料理のクオリティーを保つためには、ここで完全に息の根を止めてはならないようだ。
死にかけた猫を熱湯に入れ、さらに棍棒で叩きながら茹でる。
棍棒で叩くことによって味が良くなると言われているようだ。
このように生きたまま猫を茹でる下ごしらえを活煮猫または水煮活猫というそうだ。
猫が茹で上がったら専用の機械で毛を抜く。広東には猫の毛を抜くために作られた機械があるのだ。
毛を抜いた猫の身を白条猫と呼ぶ。
ここまで処理してから様々な料理に使われるのである。
猫はどこから来るのか?
猫を捕まえる職業の人たちを捉猫人という。
捉猫人は広東ではなく別の省で猫を捕えている。
中国での報道を見ると、南京や上海にも捉猫人はいるようだ。
彼らは猫捕り網や罠を使って猫を捕まえる。ひと晩に20匹ほどを捕えて收猫人と呼ばれる人たちに売り渡すのだ。
收猫人が集めた猫は生きたまま運猫人と呼ばれる業者の手に渡り、広東に運ばれるのである。

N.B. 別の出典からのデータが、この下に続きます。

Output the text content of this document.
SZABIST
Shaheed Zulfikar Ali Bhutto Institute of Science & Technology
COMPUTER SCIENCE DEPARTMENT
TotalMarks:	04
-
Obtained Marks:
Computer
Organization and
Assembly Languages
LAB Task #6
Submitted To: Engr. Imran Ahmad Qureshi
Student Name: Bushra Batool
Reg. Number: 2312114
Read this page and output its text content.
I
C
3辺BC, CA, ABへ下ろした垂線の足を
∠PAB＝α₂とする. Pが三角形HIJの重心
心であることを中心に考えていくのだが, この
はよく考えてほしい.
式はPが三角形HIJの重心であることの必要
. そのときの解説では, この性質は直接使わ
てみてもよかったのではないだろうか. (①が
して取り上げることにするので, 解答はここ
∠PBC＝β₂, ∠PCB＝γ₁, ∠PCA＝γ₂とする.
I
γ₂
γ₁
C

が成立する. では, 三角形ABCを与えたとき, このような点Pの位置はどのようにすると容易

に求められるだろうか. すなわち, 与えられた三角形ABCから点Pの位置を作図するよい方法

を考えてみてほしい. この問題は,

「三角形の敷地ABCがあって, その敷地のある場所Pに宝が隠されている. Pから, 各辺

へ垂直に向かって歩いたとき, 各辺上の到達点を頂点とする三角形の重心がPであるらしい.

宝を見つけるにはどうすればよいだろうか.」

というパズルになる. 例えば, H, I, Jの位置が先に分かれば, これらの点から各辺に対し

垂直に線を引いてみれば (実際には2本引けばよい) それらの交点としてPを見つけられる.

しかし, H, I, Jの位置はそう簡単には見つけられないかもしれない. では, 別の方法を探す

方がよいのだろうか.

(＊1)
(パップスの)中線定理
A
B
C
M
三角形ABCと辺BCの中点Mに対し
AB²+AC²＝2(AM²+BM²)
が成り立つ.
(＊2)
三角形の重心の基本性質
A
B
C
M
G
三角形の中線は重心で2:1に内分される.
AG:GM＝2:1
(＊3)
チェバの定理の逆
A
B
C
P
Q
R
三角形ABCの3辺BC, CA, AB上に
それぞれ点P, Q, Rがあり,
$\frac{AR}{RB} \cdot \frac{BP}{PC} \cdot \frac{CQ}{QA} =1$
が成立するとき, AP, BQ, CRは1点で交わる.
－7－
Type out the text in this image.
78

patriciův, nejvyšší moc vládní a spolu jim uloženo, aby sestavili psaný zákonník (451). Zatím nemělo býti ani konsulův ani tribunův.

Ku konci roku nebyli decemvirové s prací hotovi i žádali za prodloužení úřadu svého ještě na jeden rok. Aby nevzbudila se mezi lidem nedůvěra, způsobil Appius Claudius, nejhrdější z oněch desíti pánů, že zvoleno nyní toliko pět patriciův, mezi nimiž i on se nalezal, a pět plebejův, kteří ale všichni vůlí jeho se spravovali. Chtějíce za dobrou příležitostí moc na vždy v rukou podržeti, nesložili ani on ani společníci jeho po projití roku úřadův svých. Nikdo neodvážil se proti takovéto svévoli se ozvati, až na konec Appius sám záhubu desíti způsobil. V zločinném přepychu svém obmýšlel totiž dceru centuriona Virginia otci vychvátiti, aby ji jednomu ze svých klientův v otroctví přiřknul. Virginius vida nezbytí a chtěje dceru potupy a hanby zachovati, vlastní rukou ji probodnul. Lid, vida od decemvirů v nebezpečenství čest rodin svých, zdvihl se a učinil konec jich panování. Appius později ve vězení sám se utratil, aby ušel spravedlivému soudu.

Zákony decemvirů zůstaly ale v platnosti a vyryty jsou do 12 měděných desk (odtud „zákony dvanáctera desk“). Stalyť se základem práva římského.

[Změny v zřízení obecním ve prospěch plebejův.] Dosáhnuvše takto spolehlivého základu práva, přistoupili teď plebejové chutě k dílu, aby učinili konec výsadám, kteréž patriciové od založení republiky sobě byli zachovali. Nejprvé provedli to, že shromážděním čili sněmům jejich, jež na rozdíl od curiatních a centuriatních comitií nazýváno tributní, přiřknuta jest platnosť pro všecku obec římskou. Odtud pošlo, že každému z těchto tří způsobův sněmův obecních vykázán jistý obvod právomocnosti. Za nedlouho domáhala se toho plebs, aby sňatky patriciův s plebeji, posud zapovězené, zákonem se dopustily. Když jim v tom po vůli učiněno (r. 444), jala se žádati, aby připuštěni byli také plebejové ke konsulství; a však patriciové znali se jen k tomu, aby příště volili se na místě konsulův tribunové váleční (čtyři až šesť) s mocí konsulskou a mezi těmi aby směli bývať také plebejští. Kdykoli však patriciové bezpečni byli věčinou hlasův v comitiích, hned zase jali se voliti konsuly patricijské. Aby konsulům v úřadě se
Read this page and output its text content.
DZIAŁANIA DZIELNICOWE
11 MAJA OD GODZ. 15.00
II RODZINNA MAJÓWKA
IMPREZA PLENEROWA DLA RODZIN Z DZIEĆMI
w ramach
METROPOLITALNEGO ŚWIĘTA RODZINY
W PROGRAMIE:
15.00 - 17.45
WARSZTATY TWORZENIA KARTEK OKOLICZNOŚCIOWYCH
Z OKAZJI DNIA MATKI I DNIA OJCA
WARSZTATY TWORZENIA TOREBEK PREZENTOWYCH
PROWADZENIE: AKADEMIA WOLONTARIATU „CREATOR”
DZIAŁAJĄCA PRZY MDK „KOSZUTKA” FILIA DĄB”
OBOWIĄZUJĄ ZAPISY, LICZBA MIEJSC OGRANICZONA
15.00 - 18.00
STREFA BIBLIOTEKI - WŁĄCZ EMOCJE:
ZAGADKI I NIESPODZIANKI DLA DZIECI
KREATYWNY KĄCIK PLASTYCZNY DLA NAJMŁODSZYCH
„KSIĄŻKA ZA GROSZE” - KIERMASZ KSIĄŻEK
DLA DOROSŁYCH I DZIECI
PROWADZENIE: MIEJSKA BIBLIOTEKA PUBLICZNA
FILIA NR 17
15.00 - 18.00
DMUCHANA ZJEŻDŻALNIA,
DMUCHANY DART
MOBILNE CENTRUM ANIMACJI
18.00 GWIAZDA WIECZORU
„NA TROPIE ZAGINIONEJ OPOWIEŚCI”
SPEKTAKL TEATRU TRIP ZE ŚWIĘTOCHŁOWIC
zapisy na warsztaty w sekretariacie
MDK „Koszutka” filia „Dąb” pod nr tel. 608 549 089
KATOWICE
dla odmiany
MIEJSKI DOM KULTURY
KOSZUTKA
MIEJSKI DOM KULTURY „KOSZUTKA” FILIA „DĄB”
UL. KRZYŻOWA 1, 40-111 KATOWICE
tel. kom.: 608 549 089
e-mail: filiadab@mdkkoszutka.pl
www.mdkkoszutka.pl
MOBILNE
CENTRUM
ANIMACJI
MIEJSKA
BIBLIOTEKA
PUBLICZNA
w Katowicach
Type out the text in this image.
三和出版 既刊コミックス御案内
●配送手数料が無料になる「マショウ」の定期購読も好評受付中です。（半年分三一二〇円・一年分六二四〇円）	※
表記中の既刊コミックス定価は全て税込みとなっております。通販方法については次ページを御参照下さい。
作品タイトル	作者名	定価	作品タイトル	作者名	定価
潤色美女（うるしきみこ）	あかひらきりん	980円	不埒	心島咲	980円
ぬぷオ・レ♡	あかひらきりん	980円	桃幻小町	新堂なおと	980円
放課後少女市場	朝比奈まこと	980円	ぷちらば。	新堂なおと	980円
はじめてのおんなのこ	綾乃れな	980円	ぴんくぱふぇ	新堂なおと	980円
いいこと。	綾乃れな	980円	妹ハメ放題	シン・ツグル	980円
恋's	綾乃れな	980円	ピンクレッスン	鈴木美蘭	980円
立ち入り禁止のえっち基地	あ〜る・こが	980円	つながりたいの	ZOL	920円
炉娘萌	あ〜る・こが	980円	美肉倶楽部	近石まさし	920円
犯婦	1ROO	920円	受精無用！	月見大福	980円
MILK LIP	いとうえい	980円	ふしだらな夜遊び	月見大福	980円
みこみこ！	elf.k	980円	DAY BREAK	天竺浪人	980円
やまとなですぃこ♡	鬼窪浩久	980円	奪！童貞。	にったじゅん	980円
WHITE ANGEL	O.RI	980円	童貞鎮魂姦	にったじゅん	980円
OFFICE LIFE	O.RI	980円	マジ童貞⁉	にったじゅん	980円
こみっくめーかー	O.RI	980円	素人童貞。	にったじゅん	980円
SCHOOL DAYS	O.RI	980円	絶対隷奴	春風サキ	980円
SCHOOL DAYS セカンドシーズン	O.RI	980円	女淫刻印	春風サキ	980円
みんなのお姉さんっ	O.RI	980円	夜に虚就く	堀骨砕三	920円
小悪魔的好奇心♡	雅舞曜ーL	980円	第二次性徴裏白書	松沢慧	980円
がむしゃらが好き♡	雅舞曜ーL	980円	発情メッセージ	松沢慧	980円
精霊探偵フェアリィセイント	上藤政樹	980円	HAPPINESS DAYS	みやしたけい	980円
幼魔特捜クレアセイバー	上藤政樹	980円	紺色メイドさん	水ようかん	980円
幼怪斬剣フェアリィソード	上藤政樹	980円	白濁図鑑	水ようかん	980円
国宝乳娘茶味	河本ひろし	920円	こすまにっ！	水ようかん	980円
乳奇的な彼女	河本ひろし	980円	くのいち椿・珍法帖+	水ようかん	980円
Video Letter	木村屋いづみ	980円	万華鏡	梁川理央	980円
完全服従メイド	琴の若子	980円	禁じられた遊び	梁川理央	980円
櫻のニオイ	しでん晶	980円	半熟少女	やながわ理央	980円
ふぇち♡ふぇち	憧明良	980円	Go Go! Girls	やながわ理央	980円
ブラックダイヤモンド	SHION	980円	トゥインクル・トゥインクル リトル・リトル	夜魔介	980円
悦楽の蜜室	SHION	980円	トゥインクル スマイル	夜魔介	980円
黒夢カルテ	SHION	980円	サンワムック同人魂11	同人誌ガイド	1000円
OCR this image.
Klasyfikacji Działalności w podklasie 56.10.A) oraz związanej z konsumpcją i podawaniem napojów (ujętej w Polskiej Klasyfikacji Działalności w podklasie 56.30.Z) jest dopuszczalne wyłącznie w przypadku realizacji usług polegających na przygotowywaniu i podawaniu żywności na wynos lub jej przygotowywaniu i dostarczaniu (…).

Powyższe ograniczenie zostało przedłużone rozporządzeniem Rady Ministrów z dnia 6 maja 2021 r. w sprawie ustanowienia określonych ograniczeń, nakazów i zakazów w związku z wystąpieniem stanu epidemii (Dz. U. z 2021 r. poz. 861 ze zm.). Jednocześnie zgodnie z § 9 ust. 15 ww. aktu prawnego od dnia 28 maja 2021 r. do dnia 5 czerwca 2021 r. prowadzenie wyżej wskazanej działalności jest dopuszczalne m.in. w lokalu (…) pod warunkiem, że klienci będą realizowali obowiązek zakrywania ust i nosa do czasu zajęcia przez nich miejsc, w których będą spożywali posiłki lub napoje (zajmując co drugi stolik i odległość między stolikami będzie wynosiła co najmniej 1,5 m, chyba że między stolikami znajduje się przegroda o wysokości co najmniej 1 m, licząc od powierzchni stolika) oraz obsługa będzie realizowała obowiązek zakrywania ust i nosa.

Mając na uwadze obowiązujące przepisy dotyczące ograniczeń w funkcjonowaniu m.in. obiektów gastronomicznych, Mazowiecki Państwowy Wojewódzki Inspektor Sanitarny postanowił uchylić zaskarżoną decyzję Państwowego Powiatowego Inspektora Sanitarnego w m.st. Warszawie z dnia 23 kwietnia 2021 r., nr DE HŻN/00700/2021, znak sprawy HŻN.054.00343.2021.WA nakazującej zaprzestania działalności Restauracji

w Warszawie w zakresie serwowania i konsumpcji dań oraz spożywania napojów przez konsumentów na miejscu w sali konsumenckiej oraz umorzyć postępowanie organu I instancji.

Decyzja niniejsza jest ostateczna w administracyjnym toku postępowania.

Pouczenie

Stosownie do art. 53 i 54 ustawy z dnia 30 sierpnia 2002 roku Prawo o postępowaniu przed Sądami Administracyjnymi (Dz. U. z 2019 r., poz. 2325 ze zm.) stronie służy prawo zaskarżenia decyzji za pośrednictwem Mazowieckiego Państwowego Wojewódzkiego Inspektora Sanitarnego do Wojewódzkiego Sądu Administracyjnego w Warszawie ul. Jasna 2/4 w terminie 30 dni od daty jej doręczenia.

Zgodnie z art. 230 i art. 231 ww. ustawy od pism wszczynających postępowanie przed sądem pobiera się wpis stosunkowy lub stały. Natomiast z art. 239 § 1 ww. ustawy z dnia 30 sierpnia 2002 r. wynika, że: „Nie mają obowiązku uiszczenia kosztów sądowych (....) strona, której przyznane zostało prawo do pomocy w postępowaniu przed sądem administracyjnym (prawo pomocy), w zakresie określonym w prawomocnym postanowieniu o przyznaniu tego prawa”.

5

つまり広東で食用にされている猫は、もともとは大都市のノラ猫なのである。
さらに飼い猫を小鳥の肉でおびき寄せて捕える捉猫人もいるそうだから、誰かの飼い猫が食用にされている可能性もある。
食用のブタやウシは、一定のルールのもとで飼育されているが、ノラ猫や飼い猫は何を食べているかわからないし、どんな病原体に感染しているかもわからない。
しかし衛生面の危険性を指摘しても、以前から続いてきた習慣が急になくなることはないよだ。
中国全体から見れば猫を食べるのは一部の人だけなのだが、その「一部の人たち」の数が膨大なので、これは特殊なゲテモノ趣味ではなく地域文化ということになるだろう。
中国国内にも猫食文化を批判する人はたくさんいるが、批判されることによって、かえって「郷土愛」に目覚める人たちもいる。
広東の猫食文化は当分なくならないだろう。